Speaking of scary, there were no seatbelts in the car.  It had seats from the '84 Camaro, must have lost the belts in the translation.  I'm a big believer in seat belts and always wear mine - their absence is part of why I'm going right to work on this thing instead of tooling around with it for a bit.

Side window vents rock!  They did a great job of making window-down a comfortable and quiet thing.

The engine was pretty weak and sounded like it was full of exhaust leaks.  The gas pedal required huge force to press, that got really annoying.  Not going to miss this motor.

Used the transmission/engine to help deceleration on offramps.  It would pop out of third gear under decel.  Looks like the trans will for sure need a rebuild if kept.

Got home around 8:15pm, tired, but excited to actually check out the car.  Had been in "get it and get it home" mode all day.

Couple scary things - one missing and  one half-off lugnut on right front.  Other corners have all five.  Camaro Berlinetta 14" wheels have too much offset for this suspension, the lower steering ball joint was rubbing the tires the whole way home.

The wiring is a complete disaster, stuff going everywhere, lying on hot parts, tangled in steering, you name it.  Will have to be completely redone.

The thing is SOLID!  No signs of rust anywhere with some extensive magnet testing.  Looked underneath, the original factory bump stops are there, all the suspension appears unmodified.  It even has the original sound deadening under the carpet.  This is a great place to start for an STX car, as so much of the original stuff is still there, and I won't be stuck with the car in "paint/body jail" for 6 months.  At least, I hope not.

20Sep/100

Standard what?

Starting working on a plan of sorts for the build sequence.  Most steps involve wrenching on the car.  No problem, I've done a lot of work on cars over the years, and have a good assortment of ratchets, extensions, and wrenches, from 6mm all the way up to some 30+mm axle nut sockets.

Wait, mm?  This is an American car built in the '60s.  Before we'd been to the moon.   Before we were using metric fasteners on our cars.  Stopped by Sears while out today for some good-old fraction-based sockets and wrenches.

17Sep/101

The Craigslist ad to start it all…

1967 CAMARO....$X,000 OBO....CASH ONLY NO TRADES....NO E-MAILS...CALL XXX XXX XXXX...
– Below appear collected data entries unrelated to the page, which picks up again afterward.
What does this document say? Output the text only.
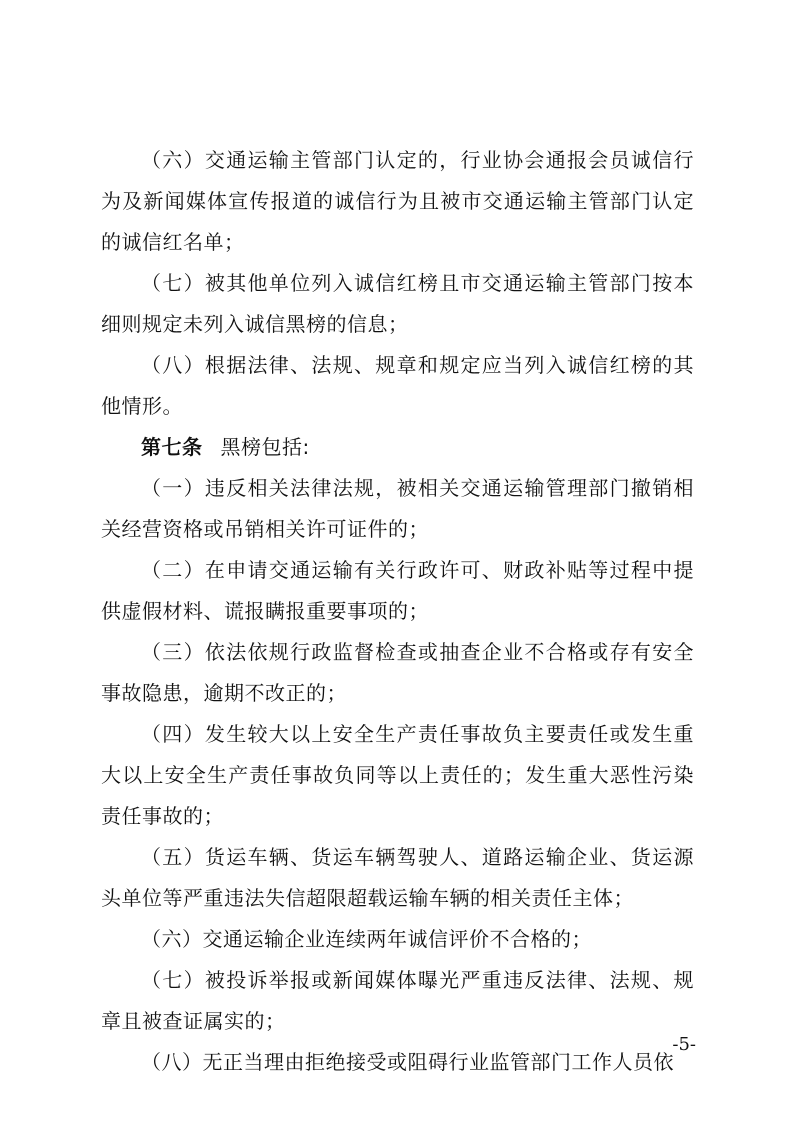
（六）交通运输主管部门认定的，行业协会通报会员诚信行为及新闻媒体宣传报道的诚信行为且被市交通运输主管部门认定的诚信红名单；

（七）被其他单位列入诚信红榜且市交通运输主管部门按本细则规定未列入诚信黑榜的信息；

（八）根据法律、法规、规章和规定应当列入诚信红榜的其他情形。

第七条 黑榜包括:

（一）违反相关法律法规，被相关交通运输管理部门撤销相关经营资格或吊销相关许可证件的；

（二）在申请交通运输有关行政许可、财政补贴等过程中提供虚假材料、谎报瞒报重要事项的；

（三）依法依规行政监督检查或抽查企业不合格或存有安全事故隐患，逾期不改正的；

（四）发生较大以上安全生产责任事故负主要责任或发生重大以上安全生产责任事故负同等以上责任的；发生重大恶性污染责任事故的；

（五）货运车辆、货运车辆驾驶人、道路运输企业、货运源头单位等严重违法失信超限超载运输车辆的相关责任主体；

（六）交通运输企业连续两年诚信评价不合格的；

（七）被投诉举报或新闻媒体曝光严重违反法律、法规、规章且被查证属实的；

（八）无正当理由拒绝接受或阻碍行业监管部门工作人员依

-5-
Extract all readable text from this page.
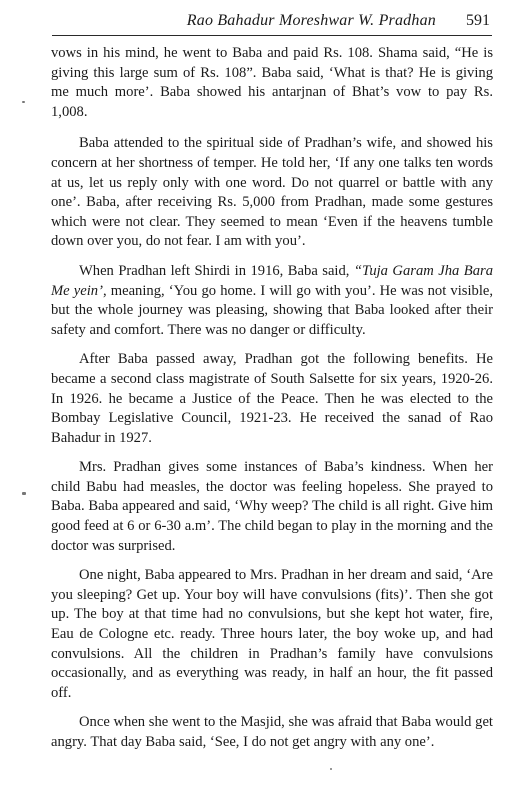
Rao Bahadur Moreshwar W. Pradhan 591

vows in his mind, he went to Baba and paid Rs. 108. Shama said, “He is giving this large sum of Rs. 108”. Baba said, ‘What is that? He is giving me much more’. Baba showed his antarjnan of Bhat’s vow to pay Rs. 1,008.

Baba attended to the spiritual side of Pradhan’s wife, and showed his concern at her shortness of temper. He told her, ‘If any one talks ten words at us, let us reply only with one word. Do not quarrel or battle with any one’. Baba, after receiving Rs. 5,000 from Pradhan, made some gestures which were not clear. They seemed to mean ‘Even if the heavens tumble down over you, do not fear. I am with you’.

When Pradhan left Shirdi in 1916, Baba said, “Tuja Garam Jha Bara Me yein’, meaning, ‘You go home. I will go with you’. He was not visible, but the whole journey was pleasing, showing that Baba looked after their safety and comfort. There was no danger or difficulty.

After Baba passed away, Pradhan got the following benefits. He became a second class magistrate of South Salsette for six years, 1920-26. In 1926. he became a Justice of the Peace. Then he was elected to the Bombay Legislative Council, 1921-23. He received the sanad of Rao Bahadur in 1927.

Mrs. Pradhan gives some instances of Baba’s kindness. When her child Babu had measles, the doctor was feeling hopeless. She prayed to Baba. Baba appeared and said, ‘Why weep? The child is all right. Give him good feed at 6 or 6-30 a.m’. The child began to play in the morning and the doctor was surprised.

One night, Baba appeared to Mrs. Pradhan in her dream and said, ‘Are you sleeping? Get up. Your boy will have convulsions (fits)’. Then she got up. The boy at that time had no convulsions, but she kept hot water, fire, Eau de Cologne etc. ready. Three hours later, the boy woke up, and had convulsions. All the children in Pradhan’s family have convulsions occasionally, and as everything was ready, in half an hour, the fit passed off.

Once when she went to the Masjid, she was afraid that Baba would get angry. That day Baba said, ‘See, I do not get angry with any one’.
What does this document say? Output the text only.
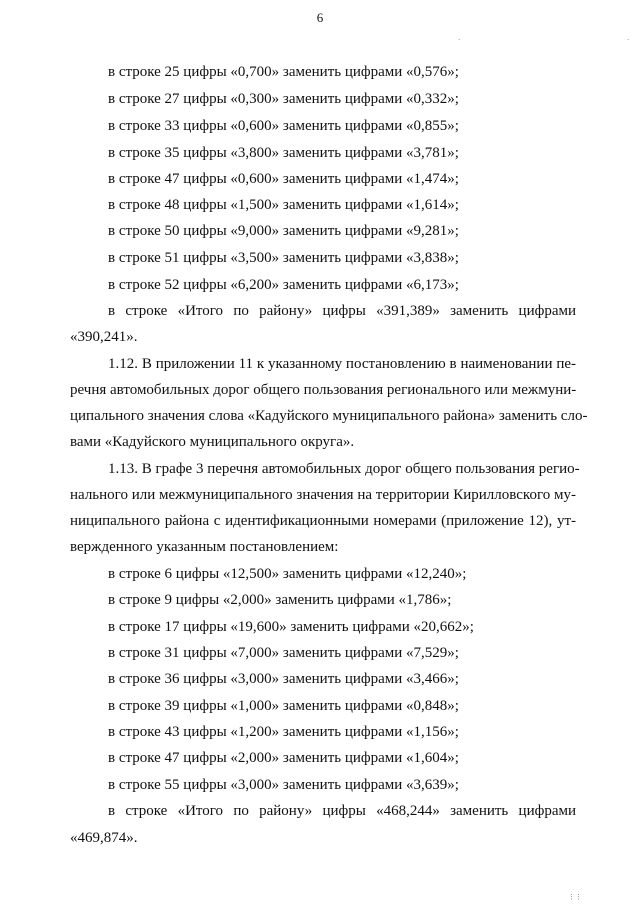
6
в строке 25 цифры «0,700» заменить цифрами «0,576»;
в строке 27 цифры «0,300» заменить цифрами «0,332»;
в строке 33 цифры «0,600» заменить цифрами «0,855»;
в строке 35 цифры «3,800» заменить цифрами «3,781»;
в строке 47 цифры «0,600» заменить цифрами «1,474»;
в строке 48 цифры «1,500» заменить цифрами «1,614»;
в строке 50 цифры «9,000» заменить цифрами «9,281»;
в строке 51 цифры «3,500» заменить цифрами «3,838»;
в строке 52 цифры «6,200» заменить цифрами «6,173»;
в строке «Итого по району» цифры «391,389» заменить цифрами
«390,241».
1.12. В приложении 11 к указанному постановлению в наименовании пе-
речня автомобильных дорог общего пользования регионального или межмуни-
ципального значения слова «Кадуйского муниципального района» заменить сло-
вами «Кадуйского муниципального округа».
1.13. В графе 3 перечня автомобильных дорог общего пользования регио-
нального или межмуниципального значения на территории Кирилловского му-
ниципального района с идентификационными номерами (приложение 12), ут-
вержденного указанным постановлением:
в строке 6 цифры «12,500» заменить цифрами «12,240»;
в строке 9 цифры «2,000» заменить цифрами «1,786»;
в строке 17 цифры «19,600» заменить цифрами «20,662»;
в строке 31 цифры «7,000» заменить цифрами «7,529»;
в строке 36 цифры «3,000» заменить цифрами «3,466»;
в строке 39 цифры «1,000» заменить цифрами «0,848»;
в строке 43 цифры «1,200» заменить цифрами «1,156»;
в строке 47 цифры «2,000» заменить цифрами «1,604»;
в строке 55 цифры «3,000» заменить цифрами «3,639»;
в строке «Итого по району» цифры «468,244» заменить цифрами
«469,874».
⋅	⋅
⋮⋮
V8 4-SPEED....RUNS GREAT...DAILY DRIVER....LOOKS NICE...RUST FREE CA. CAR...VERY SOLID CAR....

NEW GAS TANK, RADIATOR, EDLEBROCK CARB., HEADLINER, RON FRANCIS WIRING, ALTENATOR....

After scouring eBay, half a dozen online classifieds, and manually combing through every region's Craiglist from Nebraska to San Diego, finally came across a decent looking car at a good price.
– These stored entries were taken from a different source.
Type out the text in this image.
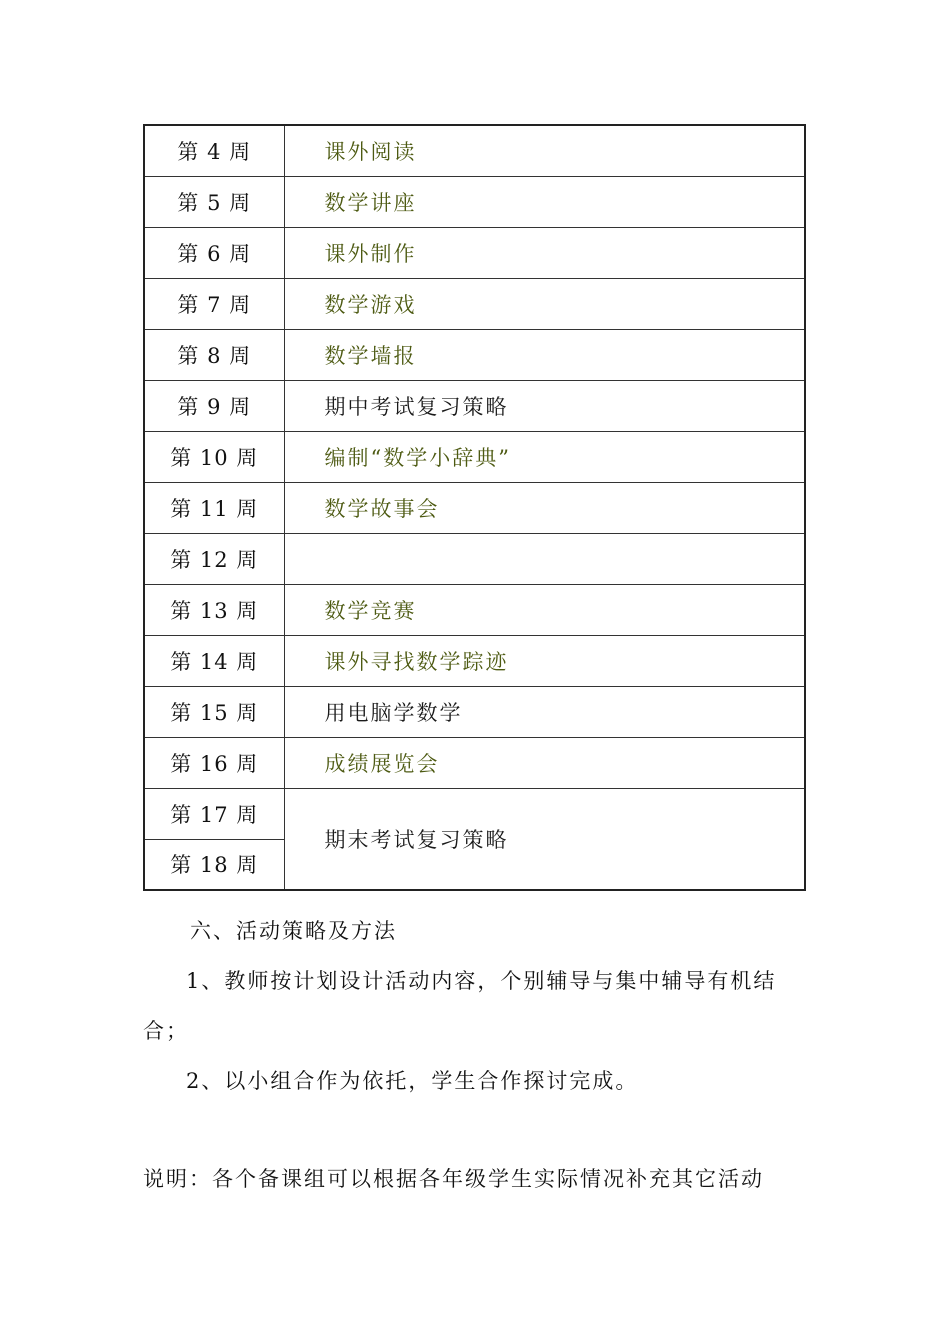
第 4 周	课外阅读
第 5 周	数学讲座
第 6 周	课外制作
第 7 周	数学游戏
第 8 周	数学墙报
第 9 周	期中考试复习策略
第 10 周	编制“数学小辞典”
第 11 周	数学故事会
第 12 周	
第 13 周	数学竞赛
第 14 周	课外寻找数学踪迹
第 15 周	用电脑学数学
第 16 周	成绩展览会
第 17 周	期末考试复习策略
第 18 周	

六、活动策略及方法

1、教师按计划设计活动内容，个别辅导与集中辅导有机结

合；

2、以小组合作为依托，学生合作探讨完成。

说明：各个备课组可以根据各年级学生实际情况补充其它活动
Some cute mis-spellings.  "Solid car" sounds good.  Rust free sounds optimistic, but I can check the carfax, and if the car really has lived its whole life in CA, it should at least be minimal.  Nice older gentleman owner says car was originally a 327 with 3-speed floor shift, but now has a V8 out of an '84 Camaro, with a 4-speed Muncie.  Says it's totally daily-driveable.  Looks like I may need to replace the wiring with a new factory harness, but that's not too bad as there's not much to these cars and it'll be stripped down to the shell anyway.  He says it hasn't been restored, hoping to find most of the original things like sound deadening, intact.